Study Design: Using generalized linear modeling, we retrospectively compared estimated expenditures for evaluation of low-to-intermediate-risk chest pain for demographic and medically risk matched samples of 894 patients each, triaged with CCTA or local standard of care (SOC) using Medicare reimbursement as a proxy.
Principle Findings: We found that predicted standard of care costs were 2.5 times higher on the initial visit and 1.98 times higher over 30 days (p < .001) than those using CCTA. Predicted cost was 1.6 times higher when we applied our two midnight rule model (p < .001).

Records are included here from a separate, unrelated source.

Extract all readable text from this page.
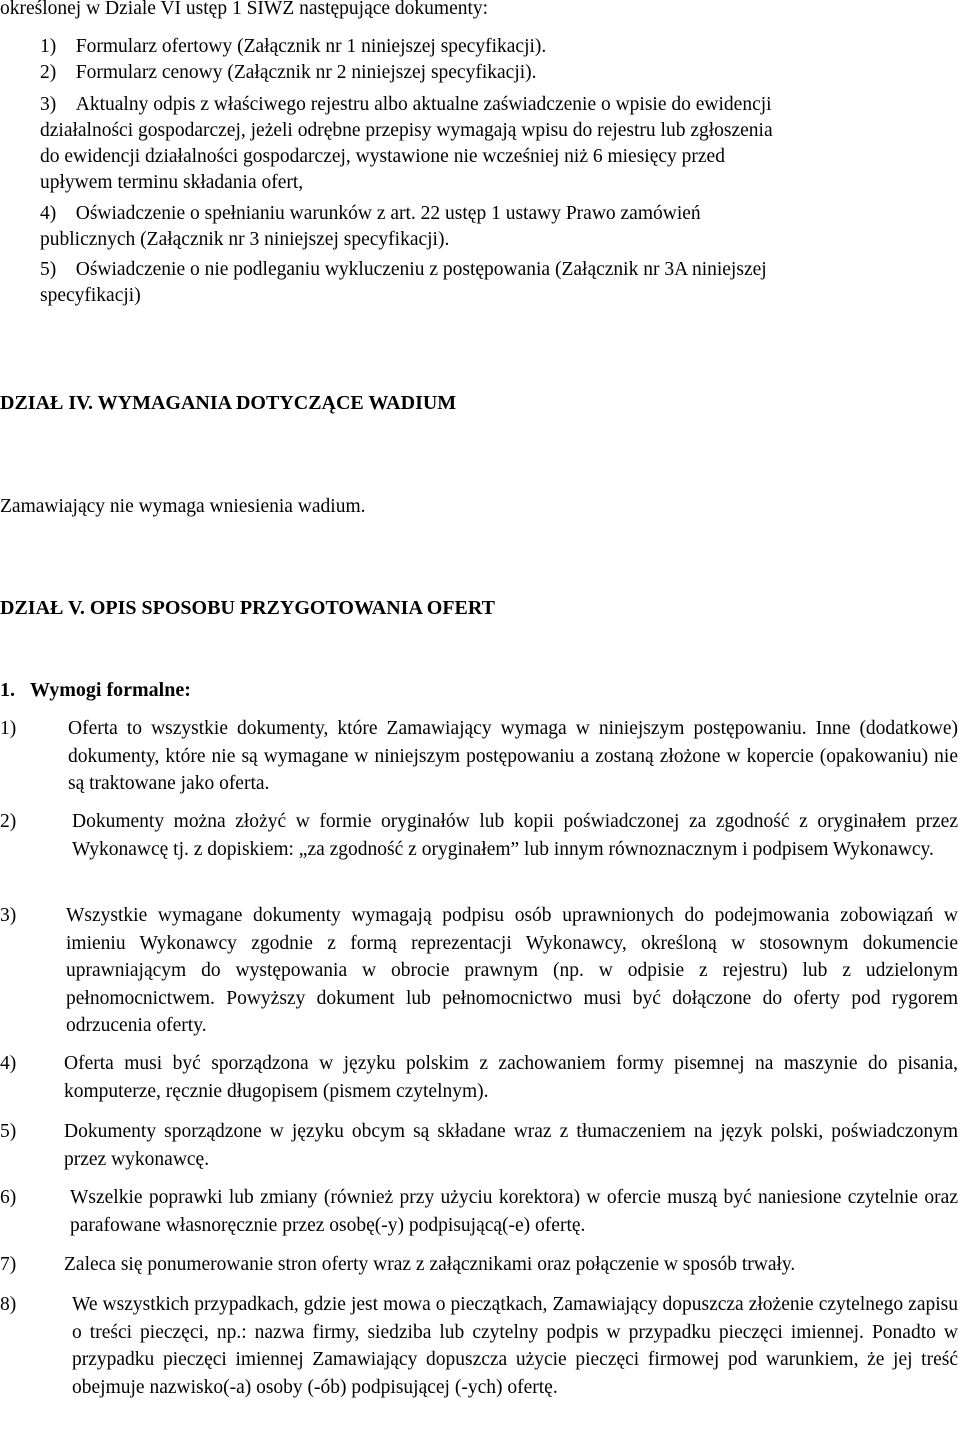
określonej w Dziale VI ustęp 1 SIWZ następujące dokumenty:
1)    Formularz ofertowy (Załącznik nr 1 niniejszej specyfikacji).
2)    Formularz cenowy (Załącznik nr 2 niniejszej specyfikacji).
3)    Aktualny odpis z właściwego rejestru albo aktualne zaświadczenie o wpisie do ewidencji
działalności gospodarczej, jeżeli odrębne przepisy wymagają wpisu do rejestru lub zgłoszenia
do ewidencji działalności gospodarczej, wystawione nie wcześniej niż 6 miesięcy przed
upływem terminu składania ofert,
4)    Oświadczenie o spełnianiu warunków z art. 22 ustęp 1 ustawy Prawo zamówień
publicznych (Załącznik nr 3 niniejszej specyfikacji).
5)    Oświadczenie o nie podleganiu wykluczeniu z postępowania (Załącznik nr 3A niniejszej
specyfikacji)
DZIAŁ IV. WYMAGANIA DOTYCZĄCE WADIUM
Zamawiający nie wymaga wniesienia wadium.
DZIAŁ V. OPIS SPOSOBU PRZYGOTOWANIA OFERT
1.   Wymogi formalne:
1)	Oferta to wszystkie dokumenty, które Zamawiający wymaga w niniejszym postępowaniu. Inne (dodatkowe) dokumenty, które nie są wymagane w niniejszym postępowaniu a zostaną złożone w kopercie (opakowaniu) nie są traktowane jako oferta.
2)	Dokumenty można złożyć w formie oryginałów lub kopii poświadczonej za zgodność z oryginałem przez Wykonawcę tj. z dopiskiem: „za zgodność z oryginałem” lub innym równoznacznym i podpisem Wykonawcy.
3)	Wszystkie wymagane dokumenty wymagają podpisu osób uprawnionych do podejmowania zobowiązań w imieniu Wykonawcy zgodnie z formą reprezentacji Wykonawcy, określoną w stosownym dokumencie uprawniającym do występowania w obrocie prawnym (np. w odpisie z rejestru) lub z udzielonym pełnomocnictwem. Powyższy dokument lub pełnomocnictwo musi być dołączone do oferty pod rygorem odrzucenia oferty.
4)	Oferta musi być sporządzona w języku polskim z zachowaniem formy pisemnej na maszynie do pisania, komputerze, ręcznie długopisem (pismem czytelnym).
5)	Dokumenty sporządzone w języku obcym są składane wraz z tłumaczeniem na język polski, poświadczonym przez wykonawcę.
6)	Wszelkie poprawki lub zmiany (również przy użyciu korektora) w ofercie muszą być naniesione czytelnie oraz parafowane własnoręcznie przez osobę(-y) podpisującą(-e) ofertę.
7)	Zaleca się ponumerowanie stron oferty wraz z załącznikami oraz połączenie w sposób trwały.
8)	We wszystkich przypadkach, gdzie jest mowa o pieczątkach, Zamawiający dopuszcza złożenie czytelnego zapisu o treści pieczęci, np.: nazwa firmy, siedziba lub czytelny podpis w przypadku pieczęci imiennej. Ponadto w przypadku pieczęci imiennej Zamawiający dopuszcza użycie pieczęci firmowej pod warunkiem, że jej treść obejmuje nazwisko(-a) osoby (-ób) podpisującej (-ych) ofertę.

Long-Term Impact of a Postdischarge Community Health Worker Intervention on Health Care Costs in a Safety-Net System
Alison Galbraith et al.
Health Services Research, December 2017, Pages 2061–2078
Objective: Patient navigators (PNs) may represent a cost-effective strategy to improve transitional care and reduce hospital readmissions. We evaluated the impact of a PN intervention on health system costs in the 180 days after discharge for high-risk patients in a safety-net system.
Study Design: We compared per-patient utilization and costs, overall and by age, for high-risk, medical service patients randomized to the PN intervention relative to usual care between October 2011 and April 2013. Intervention patients received hospital visits and telephone outreach from PNs for 30 days after every qualifying discharge.
Principal Findings: Total costs per patient over the 180 days postindex discharge for those aged ≥60 years were significantly lower for PN patients compared to controls ($5,676 vs. $7,640, p = .03); differences for patients aged <60 ($9,942 vs. $9,046, p = .58) or for the entire cohort ($7,092 vs. $7,953, p = .27) were not significant.